We can compare RabbitMQ to postal company, which is an organization made not only from post offices, but the whole infrastructure used to transfer messages from one place to another, from the sender to the recipient.
In RabbitMQ the sender is called producer, the recipient is called consumer, and mentioned postal company we can refer to message queue.
As a message we can use any string of characters, so it can be data in JSON format, files encoded in base64 form, simple text messages, or single lines of text, e.g. server or an application logs.
RabbitMQ server collects messages and – depending on the type of queue, as well as its configuration – it can: wait for their recipient(s) to appear, send tagged messages to the right consumers only, or even reject them if no one comes for them.
RabbitMQ is an open source message broker, written in Erlang language, which was designed for concurrent applications running in a distributed environment, where such features as scalability, fault tolerance and long-lasting work with a large number of threads are particularly important.
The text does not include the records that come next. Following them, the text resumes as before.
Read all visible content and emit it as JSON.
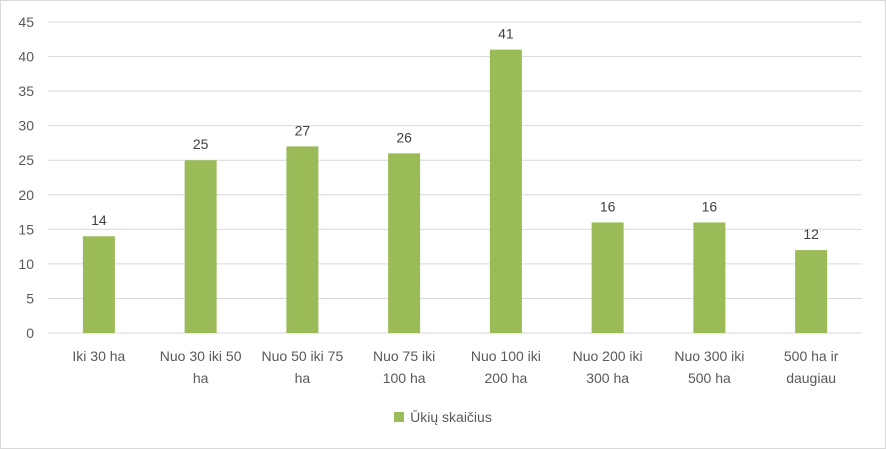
{
  "chart_data": {
    "type": "bar",
    "categories": [
      [
        "Iki 30 ha"
      ],
      [
        "Nuo 30 iki 50",
        "ha"
      ],
      [
        "Nuo 50 iki 75",
        "ha"
      ],
      [
        "Nuo 75 iki",
        "100 ha"
      ],
      [
        "Nuo 100 iki",
        "200 ha"
      ],
      [
        "Nuo 200 iki",
        "300 ha"
      ],
      [
        "Nuo 300 iki",
        "500 ha"
      ],
      [
        "500 ha ir",
        "daugiau"
      ]
    ],
    "series": [
      {
        "name": "Ūkių skaičius",
        "values": [
          14,
          25,
          27,
          26,
          41,
          16,
          16,
          12
        ]
      }
    ],
    "ylim": [
      0,
      45
    ],
    "yticks": [
      0,
      5,
      10,
      15,
      20,
      25,
      30,
      35,
      40,
      45
    ],
    "grid": true,
    "legend_position": "bottom",
    "bar_color": "#9bbb59",
    "grid_color": "#d9d9d9"
  }
}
Erlang was created at Ericsson in the 1980s by Joe Armstrong and is used to a large extent in telecommunication applications.
RabbitMQ implements the Advanced Message Queuing Protocol (abbreviated as AMQP) which is an open standard describing the application layer protocol for Message-Oriented Middleware (MOM). Our message courier supports both AMQP versions 0-8-x, 0-9-x (0-9-1) and AMQP 1.0, which is significantly different from the 0-9-1 version, from which it is much more extended.
RabbitMQ natively works with the AMQP 0-8-x / 0-9-x protocol, while the other protocols are supported in the form of plugins.